Parish of St Alphonsa

St Alphonsa parishioners take part in a Eucharistic procession around St Peter Chanel’s Church in Yarralumla. PHOTO: LOUI SESELJA

St Alphonsa parishioners take part in a Eucharistic procession around St Peter Chanel’s Church in Yarralumla. PHOTO: LOUI SESELJA

October 4 was a landmark day for Syro-Malabar Catholics in the Archdiocese, as Matthew Biddle explains…

IT BEGAN with just eight families in 2006, but nine years later Canberra’s Syro-Malabar community has reached such a large size that it has been established as a parish in its own right.

Almost 800 people gathered on October 4 at St Peter Chanel’s Church in Yarralumla to celebrate Mass on the feast day of the community’s patron, St Alphonsa, and to hear the proclamation of the decree establishing the parish.

Colour, children, and traditional music marked the celebration, which included a Marian procession after Mass and a shared evening meal.

Archdiocesan priests Fr Varghese Vavolil, Fr Varghese Assin, Fr Praveen Paul, Fr Joshy Kurien and Fr James Antony CMI were joined by Fr Francis Kolencherry, Vicar-General of the Syro-Malabar Eparchy of Australia, who read the decree of establishment on behalf of Bishop Bosco Puthur.

“It is now deemed beneficial that the Syro-Malabar communities in different parts of Australia be coordinated and organised under different parishes, for better pastoral care, smoother administration and consistent spiritual and other pastoral activities,” the decree read. “Having sought and heard the counsel of the presbyter council of the eparchy of Melbourne and in accordance with the norms of CCEO (Code of Canons of the Eastern Churches) and by testimony of this document, I hereby establish this St Alphonsa Syro-Malabar Parish Canberra.

“The territory boundaries of the Parish encompass the Australian Capital Territory and adjacent New South Wales towns of Queanbeyan, Yass and Goulburn. The Syro-Malabar faithful living in the set region will be members of this parish.”

Fr Kolencherry said he was delighted to see the community he served for more than eight years become a parish.

“I am so happy and proud because I was here many years with you, trying our best to form a beautiful Christian community to receive Jesus, to share Jesus, to live with Jesus and witness Jesus,” he said.

Fr Varghese, who has been appointed as the first parish priest for the Syro-Malabar Parish, said the community had grown from eight families to almost 300 families since it was established in Canberra in 2006.

“We have got 270 children attending our catechesis plus another 500 or more adults in the community, so we have between 800 and 1,000 people,” he said.
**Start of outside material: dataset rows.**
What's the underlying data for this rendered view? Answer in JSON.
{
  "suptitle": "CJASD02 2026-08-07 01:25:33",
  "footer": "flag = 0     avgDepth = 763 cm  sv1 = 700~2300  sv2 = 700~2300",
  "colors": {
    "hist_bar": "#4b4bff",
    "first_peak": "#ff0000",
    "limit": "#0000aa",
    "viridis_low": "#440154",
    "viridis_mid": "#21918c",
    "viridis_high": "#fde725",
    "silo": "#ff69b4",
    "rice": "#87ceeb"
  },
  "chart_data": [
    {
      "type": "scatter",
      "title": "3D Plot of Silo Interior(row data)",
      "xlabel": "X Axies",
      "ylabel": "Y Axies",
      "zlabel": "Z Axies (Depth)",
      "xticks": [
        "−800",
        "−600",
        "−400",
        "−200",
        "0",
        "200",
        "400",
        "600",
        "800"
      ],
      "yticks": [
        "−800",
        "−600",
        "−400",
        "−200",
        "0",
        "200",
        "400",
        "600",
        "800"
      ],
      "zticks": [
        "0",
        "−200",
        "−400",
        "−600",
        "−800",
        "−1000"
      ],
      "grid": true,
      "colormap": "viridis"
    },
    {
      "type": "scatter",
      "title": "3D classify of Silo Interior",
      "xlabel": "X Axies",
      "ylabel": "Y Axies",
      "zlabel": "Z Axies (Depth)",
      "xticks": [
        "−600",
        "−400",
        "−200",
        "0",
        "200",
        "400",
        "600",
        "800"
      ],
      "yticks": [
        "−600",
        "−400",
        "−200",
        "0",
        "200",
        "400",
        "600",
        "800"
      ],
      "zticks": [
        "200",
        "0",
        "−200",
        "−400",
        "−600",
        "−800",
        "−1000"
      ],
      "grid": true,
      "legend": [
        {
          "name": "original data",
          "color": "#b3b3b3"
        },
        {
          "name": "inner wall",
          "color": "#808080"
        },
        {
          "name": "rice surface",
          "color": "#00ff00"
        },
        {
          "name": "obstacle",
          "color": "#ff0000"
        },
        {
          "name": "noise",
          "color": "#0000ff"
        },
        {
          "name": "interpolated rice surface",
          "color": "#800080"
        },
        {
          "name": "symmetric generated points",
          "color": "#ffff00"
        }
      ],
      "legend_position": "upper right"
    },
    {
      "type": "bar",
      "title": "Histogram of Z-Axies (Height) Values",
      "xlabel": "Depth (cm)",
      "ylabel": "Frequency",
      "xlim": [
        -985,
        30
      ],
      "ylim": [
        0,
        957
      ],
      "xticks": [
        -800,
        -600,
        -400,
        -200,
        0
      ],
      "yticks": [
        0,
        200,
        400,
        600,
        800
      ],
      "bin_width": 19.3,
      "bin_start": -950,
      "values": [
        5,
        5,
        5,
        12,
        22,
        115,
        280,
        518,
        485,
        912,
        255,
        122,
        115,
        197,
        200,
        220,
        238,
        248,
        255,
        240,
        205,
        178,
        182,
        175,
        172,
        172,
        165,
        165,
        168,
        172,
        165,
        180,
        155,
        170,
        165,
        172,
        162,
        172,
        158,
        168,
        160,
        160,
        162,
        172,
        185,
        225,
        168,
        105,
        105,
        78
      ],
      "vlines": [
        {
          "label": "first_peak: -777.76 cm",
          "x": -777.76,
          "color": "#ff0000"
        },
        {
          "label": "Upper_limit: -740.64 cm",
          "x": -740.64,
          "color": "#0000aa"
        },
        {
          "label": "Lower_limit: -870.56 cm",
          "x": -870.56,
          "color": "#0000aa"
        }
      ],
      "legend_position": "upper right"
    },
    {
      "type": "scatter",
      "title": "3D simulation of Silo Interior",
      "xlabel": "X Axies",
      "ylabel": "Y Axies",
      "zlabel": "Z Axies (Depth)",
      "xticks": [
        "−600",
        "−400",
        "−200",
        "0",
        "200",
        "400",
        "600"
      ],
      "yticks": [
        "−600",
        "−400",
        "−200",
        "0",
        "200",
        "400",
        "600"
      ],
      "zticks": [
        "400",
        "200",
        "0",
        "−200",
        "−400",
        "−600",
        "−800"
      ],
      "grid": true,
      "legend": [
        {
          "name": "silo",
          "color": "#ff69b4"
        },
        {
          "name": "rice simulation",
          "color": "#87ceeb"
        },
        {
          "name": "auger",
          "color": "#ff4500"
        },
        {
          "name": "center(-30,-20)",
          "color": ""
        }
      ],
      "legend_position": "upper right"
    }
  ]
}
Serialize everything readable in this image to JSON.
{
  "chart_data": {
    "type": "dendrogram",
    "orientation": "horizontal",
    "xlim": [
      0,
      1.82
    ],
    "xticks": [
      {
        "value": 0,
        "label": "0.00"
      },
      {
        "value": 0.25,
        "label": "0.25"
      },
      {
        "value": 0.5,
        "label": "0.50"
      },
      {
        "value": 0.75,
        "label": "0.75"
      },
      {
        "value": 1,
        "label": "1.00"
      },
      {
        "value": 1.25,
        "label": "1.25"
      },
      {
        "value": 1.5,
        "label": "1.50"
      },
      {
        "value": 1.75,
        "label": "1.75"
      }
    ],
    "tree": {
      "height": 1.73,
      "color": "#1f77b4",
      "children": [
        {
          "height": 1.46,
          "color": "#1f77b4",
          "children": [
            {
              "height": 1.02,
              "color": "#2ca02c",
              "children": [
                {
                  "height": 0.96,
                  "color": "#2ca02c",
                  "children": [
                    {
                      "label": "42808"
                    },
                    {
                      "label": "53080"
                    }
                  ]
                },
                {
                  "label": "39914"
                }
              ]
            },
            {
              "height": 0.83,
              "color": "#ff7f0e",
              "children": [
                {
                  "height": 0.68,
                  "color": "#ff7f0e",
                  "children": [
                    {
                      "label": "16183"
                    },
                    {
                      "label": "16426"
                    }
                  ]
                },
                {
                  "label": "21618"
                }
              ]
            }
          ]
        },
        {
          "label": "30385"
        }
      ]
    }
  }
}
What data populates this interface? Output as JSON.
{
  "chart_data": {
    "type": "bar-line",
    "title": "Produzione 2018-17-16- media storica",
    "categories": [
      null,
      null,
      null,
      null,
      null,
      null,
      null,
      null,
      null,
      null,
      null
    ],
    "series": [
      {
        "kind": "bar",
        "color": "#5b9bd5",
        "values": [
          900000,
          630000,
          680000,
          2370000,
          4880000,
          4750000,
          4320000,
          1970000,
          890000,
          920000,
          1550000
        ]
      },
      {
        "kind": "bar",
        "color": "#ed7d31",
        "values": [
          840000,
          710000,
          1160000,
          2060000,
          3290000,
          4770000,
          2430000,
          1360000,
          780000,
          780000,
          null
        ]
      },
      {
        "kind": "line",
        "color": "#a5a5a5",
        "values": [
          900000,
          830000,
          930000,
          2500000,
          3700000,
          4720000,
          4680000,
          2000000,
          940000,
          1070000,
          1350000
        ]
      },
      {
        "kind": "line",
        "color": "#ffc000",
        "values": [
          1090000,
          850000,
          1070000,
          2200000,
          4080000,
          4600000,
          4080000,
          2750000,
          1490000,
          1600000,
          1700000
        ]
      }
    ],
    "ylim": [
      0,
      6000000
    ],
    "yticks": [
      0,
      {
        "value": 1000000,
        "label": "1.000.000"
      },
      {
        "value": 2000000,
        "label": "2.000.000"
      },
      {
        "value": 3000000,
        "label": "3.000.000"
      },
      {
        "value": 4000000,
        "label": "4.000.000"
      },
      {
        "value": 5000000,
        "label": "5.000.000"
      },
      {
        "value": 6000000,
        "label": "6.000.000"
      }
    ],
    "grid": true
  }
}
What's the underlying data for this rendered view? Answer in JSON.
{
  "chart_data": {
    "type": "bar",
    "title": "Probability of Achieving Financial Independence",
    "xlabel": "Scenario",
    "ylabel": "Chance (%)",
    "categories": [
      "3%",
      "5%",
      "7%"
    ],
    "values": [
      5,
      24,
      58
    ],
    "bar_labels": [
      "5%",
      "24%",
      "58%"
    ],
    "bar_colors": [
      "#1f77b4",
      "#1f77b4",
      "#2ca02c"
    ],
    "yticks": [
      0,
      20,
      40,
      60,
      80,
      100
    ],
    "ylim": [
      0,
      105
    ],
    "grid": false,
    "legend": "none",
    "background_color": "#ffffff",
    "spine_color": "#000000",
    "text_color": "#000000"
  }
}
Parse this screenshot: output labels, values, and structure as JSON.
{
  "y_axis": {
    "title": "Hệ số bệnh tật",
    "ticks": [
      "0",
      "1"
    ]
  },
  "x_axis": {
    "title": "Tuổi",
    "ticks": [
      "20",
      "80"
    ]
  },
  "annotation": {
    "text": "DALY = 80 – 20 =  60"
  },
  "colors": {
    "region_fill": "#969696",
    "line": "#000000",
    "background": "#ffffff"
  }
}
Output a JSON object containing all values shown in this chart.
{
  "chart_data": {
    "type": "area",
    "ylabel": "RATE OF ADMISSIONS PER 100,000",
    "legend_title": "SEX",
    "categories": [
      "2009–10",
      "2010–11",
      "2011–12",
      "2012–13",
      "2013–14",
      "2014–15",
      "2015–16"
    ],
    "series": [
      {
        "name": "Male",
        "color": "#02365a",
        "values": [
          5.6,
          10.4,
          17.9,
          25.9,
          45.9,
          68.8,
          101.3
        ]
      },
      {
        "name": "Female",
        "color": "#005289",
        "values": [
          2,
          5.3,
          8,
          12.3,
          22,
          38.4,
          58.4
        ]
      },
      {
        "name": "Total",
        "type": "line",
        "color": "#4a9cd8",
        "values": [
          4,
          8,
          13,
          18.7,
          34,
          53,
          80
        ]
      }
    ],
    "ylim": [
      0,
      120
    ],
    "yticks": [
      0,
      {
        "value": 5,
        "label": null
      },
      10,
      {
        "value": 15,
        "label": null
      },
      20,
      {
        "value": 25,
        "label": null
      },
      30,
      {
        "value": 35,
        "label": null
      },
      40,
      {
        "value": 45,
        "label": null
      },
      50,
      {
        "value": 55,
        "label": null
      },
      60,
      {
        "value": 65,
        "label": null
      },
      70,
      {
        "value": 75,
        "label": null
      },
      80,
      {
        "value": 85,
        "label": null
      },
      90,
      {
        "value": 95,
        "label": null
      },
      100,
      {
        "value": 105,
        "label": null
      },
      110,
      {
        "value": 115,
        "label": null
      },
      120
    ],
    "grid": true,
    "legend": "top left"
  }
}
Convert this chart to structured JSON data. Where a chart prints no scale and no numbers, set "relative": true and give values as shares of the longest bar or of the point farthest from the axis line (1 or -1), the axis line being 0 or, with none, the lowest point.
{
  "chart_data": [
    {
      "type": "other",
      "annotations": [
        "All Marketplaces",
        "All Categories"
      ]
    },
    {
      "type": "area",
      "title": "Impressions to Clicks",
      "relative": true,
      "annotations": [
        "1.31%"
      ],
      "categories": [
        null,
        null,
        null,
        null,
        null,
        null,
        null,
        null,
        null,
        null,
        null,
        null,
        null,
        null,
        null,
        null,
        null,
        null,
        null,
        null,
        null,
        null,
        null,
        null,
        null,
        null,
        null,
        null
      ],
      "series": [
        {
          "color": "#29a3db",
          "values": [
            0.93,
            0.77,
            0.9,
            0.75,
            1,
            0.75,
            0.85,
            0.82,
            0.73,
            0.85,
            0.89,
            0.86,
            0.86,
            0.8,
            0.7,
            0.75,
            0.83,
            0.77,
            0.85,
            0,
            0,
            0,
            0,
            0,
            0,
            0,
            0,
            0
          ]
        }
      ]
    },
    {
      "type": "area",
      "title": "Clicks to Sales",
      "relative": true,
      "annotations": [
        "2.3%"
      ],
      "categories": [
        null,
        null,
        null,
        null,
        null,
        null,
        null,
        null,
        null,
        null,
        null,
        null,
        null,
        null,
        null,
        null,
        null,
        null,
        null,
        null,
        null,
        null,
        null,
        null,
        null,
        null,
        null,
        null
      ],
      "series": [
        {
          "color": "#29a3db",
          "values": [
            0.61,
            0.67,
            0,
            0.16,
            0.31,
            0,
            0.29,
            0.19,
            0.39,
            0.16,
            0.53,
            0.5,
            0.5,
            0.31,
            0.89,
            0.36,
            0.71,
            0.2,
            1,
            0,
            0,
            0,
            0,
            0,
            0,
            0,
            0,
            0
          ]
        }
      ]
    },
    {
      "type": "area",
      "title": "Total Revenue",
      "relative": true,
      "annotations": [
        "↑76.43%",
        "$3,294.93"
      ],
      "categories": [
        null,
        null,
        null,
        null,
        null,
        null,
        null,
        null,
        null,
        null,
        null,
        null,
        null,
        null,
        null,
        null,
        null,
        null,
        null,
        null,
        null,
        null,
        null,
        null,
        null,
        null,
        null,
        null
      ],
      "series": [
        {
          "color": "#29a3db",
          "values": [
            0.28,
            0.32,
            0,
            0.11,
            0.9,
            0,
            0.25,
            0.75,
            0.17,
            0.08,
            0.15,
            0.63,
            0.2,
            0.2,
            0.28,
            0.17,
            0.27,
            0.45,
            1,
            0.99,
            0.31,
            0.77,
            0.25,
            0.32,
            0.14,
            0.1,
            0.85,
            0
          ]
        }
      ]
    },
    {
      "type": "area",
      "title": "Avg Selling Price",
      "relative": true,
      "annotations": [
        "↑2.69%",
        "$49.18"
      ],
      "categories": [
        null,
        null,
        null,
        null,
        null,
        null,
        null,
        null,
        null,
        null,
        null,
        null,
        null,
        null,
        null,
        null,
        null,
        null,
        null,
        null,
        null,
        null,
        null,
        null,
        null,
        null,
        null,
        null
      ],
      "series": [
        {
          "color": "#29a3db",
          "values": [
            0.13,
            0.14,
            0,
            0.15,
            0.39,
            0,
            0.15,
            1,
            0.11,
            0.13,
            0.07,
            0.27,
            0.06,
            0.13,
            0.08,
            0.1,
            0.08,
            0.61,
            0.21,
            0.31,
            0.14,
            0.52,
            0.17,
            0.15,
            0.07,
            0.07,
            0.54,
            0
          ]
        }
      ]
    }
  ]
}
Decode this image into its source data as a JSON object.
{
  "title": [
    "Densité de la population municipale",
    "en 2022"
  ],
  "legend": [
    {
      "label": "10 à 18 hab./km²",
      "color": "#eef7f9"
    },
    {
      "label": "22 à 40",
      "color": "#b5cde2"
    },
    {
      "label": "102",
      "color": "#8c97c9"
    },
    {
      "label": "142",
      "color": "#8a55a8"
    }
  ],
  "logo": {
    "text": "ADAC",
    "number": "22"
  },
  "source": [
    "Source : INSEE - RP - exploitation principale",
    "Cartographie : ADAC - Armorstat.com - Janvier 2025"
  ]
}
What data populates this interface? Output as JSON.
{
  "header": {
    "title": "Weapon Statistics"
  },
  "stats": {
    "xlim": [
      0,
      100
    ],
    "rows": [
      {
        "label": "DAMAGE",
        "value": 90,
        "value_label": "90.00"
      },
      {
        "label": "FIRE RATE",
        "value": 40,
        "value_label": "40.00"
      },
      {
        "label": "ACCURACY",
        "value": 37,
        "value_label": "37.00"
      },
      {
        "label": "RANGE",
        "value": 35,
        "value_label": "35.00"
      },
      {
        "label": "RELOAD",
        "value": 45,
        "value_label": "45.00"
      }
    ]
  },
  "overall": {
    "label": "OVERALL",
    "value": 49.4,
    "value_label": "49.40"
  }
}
Vicar-General of the Syro-Malabar Eparchy of Australia Fr Francis Kolencherry blesses a family during the offertory procession

Vicar-General of the Syro-Malabar Eparchy of Australia Fr Francis Kolencherry blesses a family during the offertory procession. PHOTO: LOUI SESELJA

The Syro-Malabar Parish currently celebrates its liturgy on weekends at St Peter Chanel’s Church in Yarralumla, but Fr Varghese is hopeful that the Parish will be able to build its own church in the future and offer daily Mass.

The St Thomas the Apostle Syro-Malabar Catholic Eparchy of Melbourne was established in March 2014, and is only the second eparchy of the Syro-Malabar Church outside of India.

It has Mass centres or parishes in 16 dioceses around Australia.

“The Syro-Malabar Church is one of the 23 Eastern Catholic rites, and the second largest among the Eastern rites, after the Ukrainian Church,” Fr Varghese explained. “This tradition goes back to St Thomas the Apostle, our father in faith. There are three forms of Holy Qurbana (Mass) for the Syro-Malabar people – the most solemn holy Qurbana, which is called Raza and then a solemn Mass, and then the simple Mass.

“It is the unique expression of the Syro-Malabar Catholic people and it is a treasury of the whole universal Church.”